The second floor can indeed be accessed from the street, and it is indeed a public one. This floor includes a cafeteria that is mostly meant for the office workers, but anyone can have a meal in it. The food in it is ordered and paid for, again, through a mobile application, and there are even two applications in fact – one for the office workers and one for the guests. You get your meals by the booking number. The kitchen only works until 4 pm, but you can come later and buy ready meals from the fridge or even heat your own. The tables are equipped with sockets, so you can come with a laptop or charge your smartphone. The interior design is generally similar to that of the office floor with its diversity of workplaces and “islets”, but greenery is more abundant here.
Also, there are a few lecture halls on the second floor, and, if the cafeteria becomes really popular, there will be an opportunity to expand it at the expense of the “lecture” premises.
While the lower floors are dominated by the Multispace trademark wine-red color, in the upper ones the color varies, marking different zones: blue, green, and orange are introduced.
One of the the “through” techniques is the volumetric vertical “pipes” – sometimes they are used to make a meeting room wall, sometimes the core of a green islet, and at the entrance to the atrium there is a surfaces composed of these “inverted flutes” that frames the elevator shaft next to a cafe.

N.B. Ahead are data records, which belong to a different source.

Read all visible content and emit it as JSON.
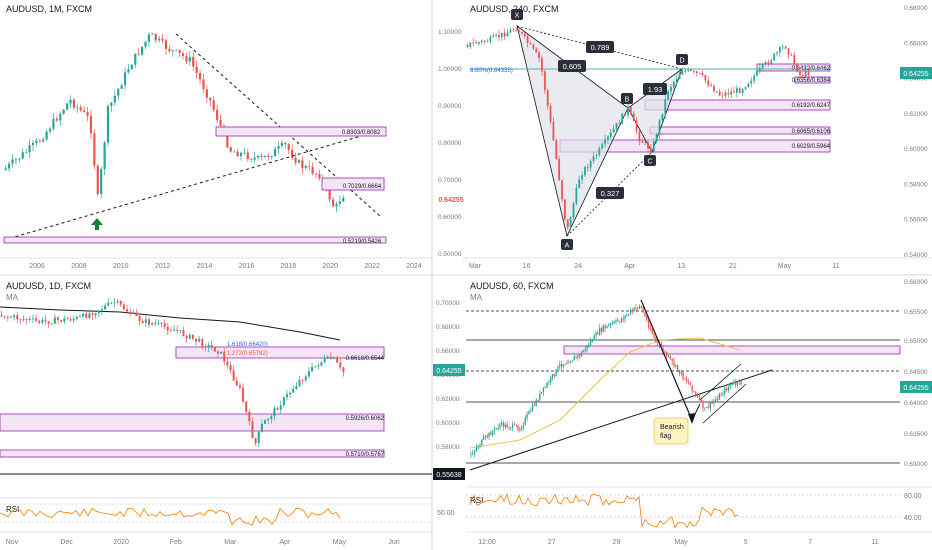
{
  "colors": {
    "bull": "#26a69a",
    "bear": "#ef5350",
    "zone_stroke": "#9c27b0",
    "zone_fill": "#f3e5f5",
    "axis_text": "#787b86",
    "grid": "#f0f3fa",
    "price_tag": "#26a69a",
    "price_tag_red": "#ef5350",
    "rsi": "#f57c00",
    "ma_orange": "#f5c14b",
    "pattern_fill": "#e0e3eb",
    "label_bg": "#2a2e39",
    "divider": "#d1d4dc"
  },
  "panels": [
    {
      "id": "monthly",
      "title": "AUDUSD, 1M, FXCM",
      "x_labels": [
        "2006",
        "2008",
        "2010",
        "2012",
        "2014",
        "2016",
        "2018",
        "2020",
        "2022",
        "2024"
      ],
      "y_labels": [
        "1.10000",
        "1.00000",
        "0.90000",
        "0.80000",
        "0.70000",
        "0.60000",
        "0.50000"
      ],
      "zones": [
        "0.8303/0.8082",
        "0.7029/0.6664",
        "0.5219/0.5426"
      ],
      "price_tag": "0.64255",
      "marker_icon": "up-arrow-icon"
    },
    {
      "id": "h4",
      "title": "AUDUSD, 240, FXCM",
      "x_labels": [
        "Mar",
        "16",
        "24",
        "Apr",
        "13",
        "21",
        "May",
        "11"
      ],
      "y_labels": [
        "0.68000",
        "0.66000",
        "0.64000",
        "0.62000",
        "0.60000",
        "0.58000",
        "0.56000",
        "0.54000"
      ],
      "zones": [
        "0.6432/0.6462",
        "0.6356/0.6384",
        "0.6192/0.6247",
        "0.6065/0.6106",
        "0.6029/0.5964"
      ],
      "price_tag": "0.64255",
      "pattern_points": [
        "X",
        "A",
        "B",
        "C",
        "D"
      ],
      "ratios": [
        "0.789",
        "0.605",
        "1.93",
        "0.327"
      ],
      "fib_label": "8.60%(0.64335)"
    },
    {
      "id": "daily",
      "title": "AUDUSD, 1D, FXCM",
      "ma_label": "MA",
      "x_labels": [
        "Nov",
        "Dec",
        "2020",
        "Feb",
        "Mar",
        "Apr",
        "May",
        "Jun"
      ],
      "y_labels": [
        "0.70000",
        "0.68000",
        "0.66000",
        "0.64000",
        "0.62000",
        "0.60000",
        "0.58000"
      ],
      "zones": [
        "0.6618/0.6544",
        "0.5926/0.6062",
        "0.5710/0.5767"
      ],
      "fib_top": "1.618(0.66420)",
      "fib_mid": "1.272(0.65782)",
      "price_tag": "0.64255",
      "low_tag": "0.55638",
      "rsi_label": "RSI",
      "rsi_value": "50.00"
    },
    {
      "id": "h1",
      "title": "AUDUSD, 60, FXCM",
      "ma_label": "MA",
      "x_labels": [
        "12:00",
        "27",
        "29",
        "May",
        "5",
        "7",
        "11"
      ],
      "y_labels": [
        "0.66000",
        "0.65500",
        "0.65000",
        "0.64500",
        "0.64255",
        "0.64000",
        "0.63500",
        "0.63000"
      ],
      "callout": "Bearish\nflag",
      "price_tag": "0.64255",
      "rsi_label": "RSI",
      "rsi_values": [
        "80.00",
        "40.00"
      ]
    }
  ]
}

Generally speaking, this is the case when a functional program, aimed at diversity of spaces, is so incredibly complex that design as such “steps aside”, becoming all but minimal: the color is rich, yet not excessively bright, the textures are reserved – everything works towards making a person feel comfortable, and not attract their attention. Everything is indeed combined in such a way that the “relax” effect is produced by the glass, the curtains, the wood, the colors, and the greenery – they all become a part of the orchestration focused on convenience of composition and fitting the puzzle pieces together. And they are indeed fitted together masterfully – like in a good volumetric puzzle – thus responding to the set task, and even to the very name of Multispace, which is carefully calculated. Looking at this masterpiece, you somehow start believing that Open- is already obsolete, and Multi- is the new kid in town.